Pile also said that there’s an “ad hoc” group of female shopkeepers between Hoyt and Bond Streets. “We share texts. Pop in and out for coffee, and if someone has a question, about this app or something, it’s kind of like you have your own support group. The people are very generous with sharing which makes the block better. You don’t get that in commercial retail.”

“There’s been a significant migration from SoHo to Brooklyn. A lot of creative professionals now live in Brooklyn and that is really my customer base,” said Michele Varian of the shop at 400 Atlantic Avenue that bears her name. Her store sells pillows, lighting, baskets, wallpaper, furniture, tableware, jewelry, art, ceramics and gifts. “I design and manufacture a lot of the lighting, the pillows, wallpaper and some furniture. Lighting is created downstairs in the shop, which employs a full-time fabricator for the lighting and a seamstress for the pillows.

“I really do believe successful retail is the kind of retail that’s integrated into people’s lifestyles. We are part of the residential community which is totally how it used to be in SoHo. I live in SoHo. It’s become tourist-driven. We have been robbed of our streets during the day, but it’s a beautiful neighborhood when it’s not overrun with people.”

Varian moved her store from SoHo right before the pandemic, in January 2020. “I can not overstate how important that was. I had the shop in SoHo for 20 years. It was as though my landlord was my boss. I am paying 30 percent of what I was paying in SoHo.
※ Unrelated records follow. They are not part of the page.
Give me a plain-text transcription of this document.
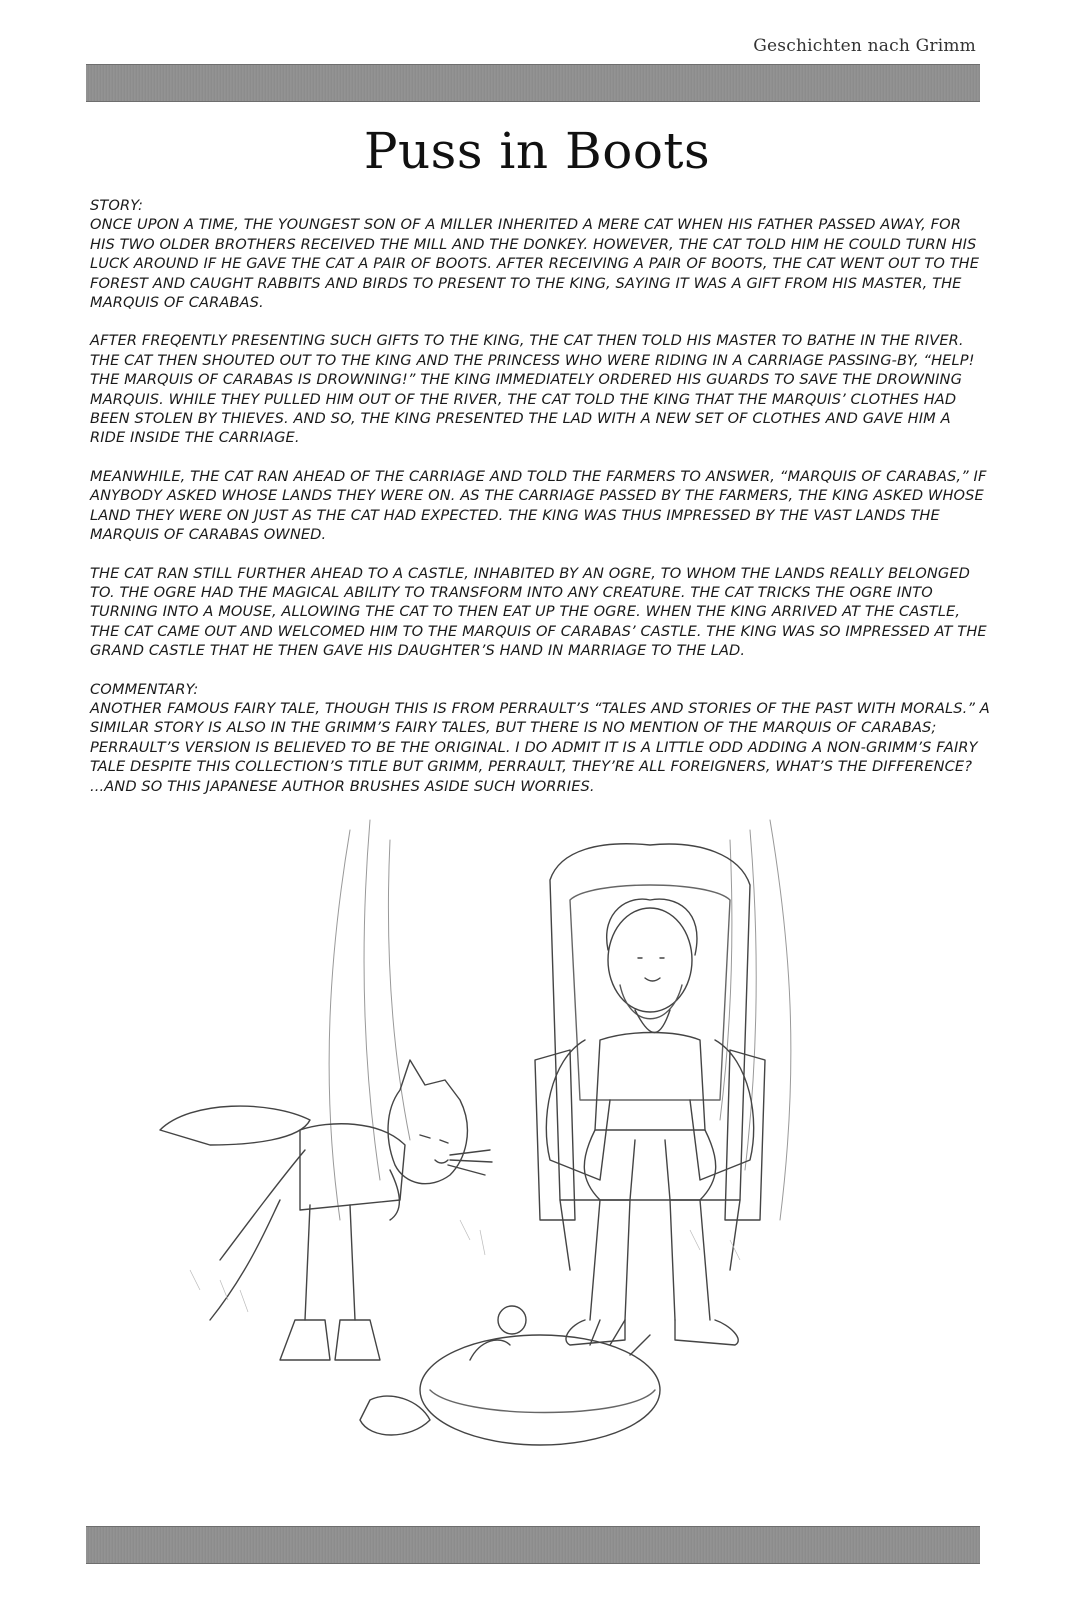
Geschichten nach Grimm
Puss in Boots
STORY:

ONCE UPON A TIME, THE YOUNGEST SON OF A MILLER INHERITED A MERE CAT WHEN HIS FATHER PASSED AWAY, FOR HIS TWO OLDER BROTHERS RECEIVED THE MILL AND THE DONKEY. HOWEVER, THE CAT TOLD HIM HE COULD TURN HIS LUCK AROUND IF HE GAVE THE CAT A PAIR OF BOOTS. AFTER RECEIVING A PAIR OF BOOTS, THE CAT WENT OUT TO THE FOREST AND CAUGHT RABBITS AND BIRDS TO PRESENT TO THE KING, SAYING IT WAS A GIFT FROM HIS MASTER, THE MARQUIS OF CARABAS.

AFTER FREQENTLY PRESENTING SUCH GIFTS TO THE KING, THE CAT THEN TOLD HIS MASTER TO BATHE IN THE RIVER. THE CAT THEN SHOUTED OUT TO THE KING AND THE PRINCESS WHO WERE RIDING IN A CARRIAGE PASSING-BY, “HELP! THE MARQUIS OF CARABAS IS DROWNING!” THE KING IMMEDIATELY ORDERED HIS GUARDS TO SAVE THE DROWNING MARQUIS. WHILE THEY PULLED HIM OUT OF THE RIVER, THE CAT TOLD THE KING THAT THE MARQUIS’ CLOTHES HAD BEEN STOLEN BY THIEVES. AND SO, THE KING PRESENTED THE LAD WITH A NEW SET OF CLOTHES AND GAVE HIM A RIDE INSIDE THE CARRIAGE.

MEANWHILE, THE CAT RAN AHEAD OF THE CARRIAGE AND TOLD THE FARMERS TO ANSWER, “MARQUIS OF CARABAS,” IF ANYBODY ASKED WHOSE LANDS THEY WERE ON. AS THE CARRIAGE PASSED BY THE FARMERS, THE KING ASKED WHOSE LAND THEY WERE ON JUST AS THE CAT HAD EXPECTED. THE KING WAS THUS IMPRESSED BY THE VAST LANDS THE MARQUIS OF CARABAS OWNED.

THE CAT RAN STILL FURTHER AHEAD TO A CASTLE, INHABITED BY AN OGRE, TO WHOM THE LANDS REALLY BELONGED TO. THE OGRE HAD THE MAGICAL ABILITY TO TRANSFORM INTO ANY CREATURE. THE CAT TRICKS THE OGRE INTO TURNING INTO A MOUSE, ALLOWING THE CAT TO THEN EAT UP THE OGRE. WHEN THE KING ARRIVED AT THE CASTLE, THE CAT CAME OUT AND WELCOMED HIM TO THE MARQUIS OF CARABAS’ CASTLE. THE KING WAS SO IMPRESSED AT THE GRAND CASTLE THAT HE THEN GAVE HIS DAUGHTER’S HAND IN MARRIAGE TO THE LAD.

COMMENTARY:

ANOTHER FAMOUS FAIRY TALE, THOUGH THIS IS FROM PERRAULT’S “TALES AND STORIES OF THE PAST WITH MORALS.” A SIMILAR STORY IS ALSO IN THE GRIMM’S FAIRY TALES, BUT THERE IS NO MENTION OF THE MARQUIS OF CARABAS; PERRAULT’S VERSION IS BELIEVED TO BE THE ORIGINAL. I DO ADMIT IT IS A LITTLE ODD ADDING A NON-GRIMM’S FAIRY TALE DESPITE THIS COLLECTION’S TITLE BUT GRIMM, PERRAULT, THEY’RE ALL FOREIGNERS, WHAT’S THE DIFFERENCE? ...AND SO THIS JAPANESE AUTHOR BRUSHES ASIDE SUCH WORRIES.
If I was still in SoHo I would be out of business.”

Asked what she thinks makes Atlantic Avenue distinctive, Varian said, “The historic storefronts are very striking but within those storefronts you’ve got the owners on site,” bringing their personal taste and preferences to the merchandising and decor. “It’s a more traditional retail experience that hearkens back to olden days,” said Varian. “You see people you know. You have conversations and relationships with the store staff. There are like-minded people and so many of my customers and many of the people on Atlantic Avenue are looking for things they can’t find somewhere else. It’s a discerning clientele craving things they haven’t seen online.”